Con el arma dispuesta, Paithan se dirigió a la carrera hacia el lago.

Aleatha lo vio alejarse y notó en el pecho una sensación horrible, sofocante. Una sensación que ya había experimentado una vez en su vida, la noche en que muriera su madre.

—Permíteme que te escolte, querida Aleatha. —El barón Durndrun no le soltaba la mano.

—No, mi señor. ¡No digas tonterías! —replicó Aleatha de inmediato. Tenía un nudo en el estómago y el corazón en un puño. ¿Por qué se había marchado Paithan? ¿Por qué la había abandonado? Lo único que deseaba era escapar de aquel lugar horrible—. Tú eres necesario aquí.

—¡Aleatha! ¡Qué valiente y hermosa eres! —El barón Durndrun la atrajo hacia sí; sus brazos la rodearon y sus labios le rozaron los dedos—. Si, por algún milagro, escapamos de este monstruo, quiero que te cases conmigo.

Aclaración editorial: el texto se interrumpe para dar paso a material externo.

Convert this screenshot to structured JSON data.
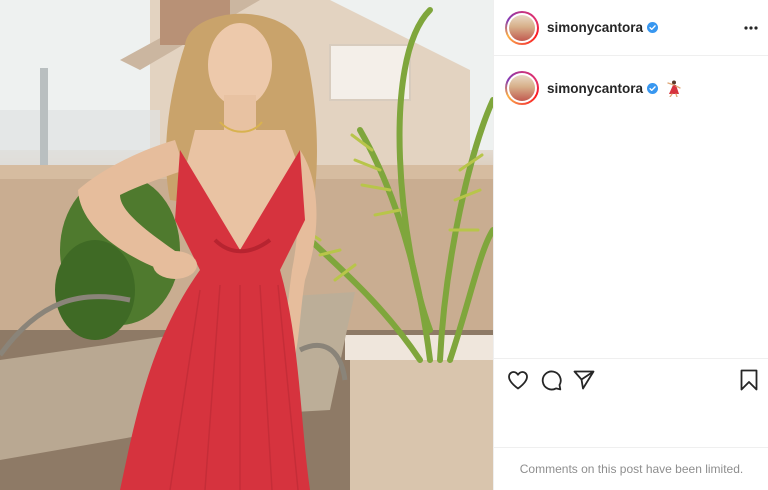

Aleatha dio un respingo, trastornada por el miedo. El barón Durndrun era uno de los nobles de más alto rango en la corte y uno de los elfos más ricos de Equilan. Siempre la había tratado con cortesía, pero se había mostrado frío y distante. Paithan había tenido la amabilidad de informar a su hermana de que el barón la consideraba «demasiado alocada, con un comportamiento indecoroso». Al parecer, había cambiado de idea.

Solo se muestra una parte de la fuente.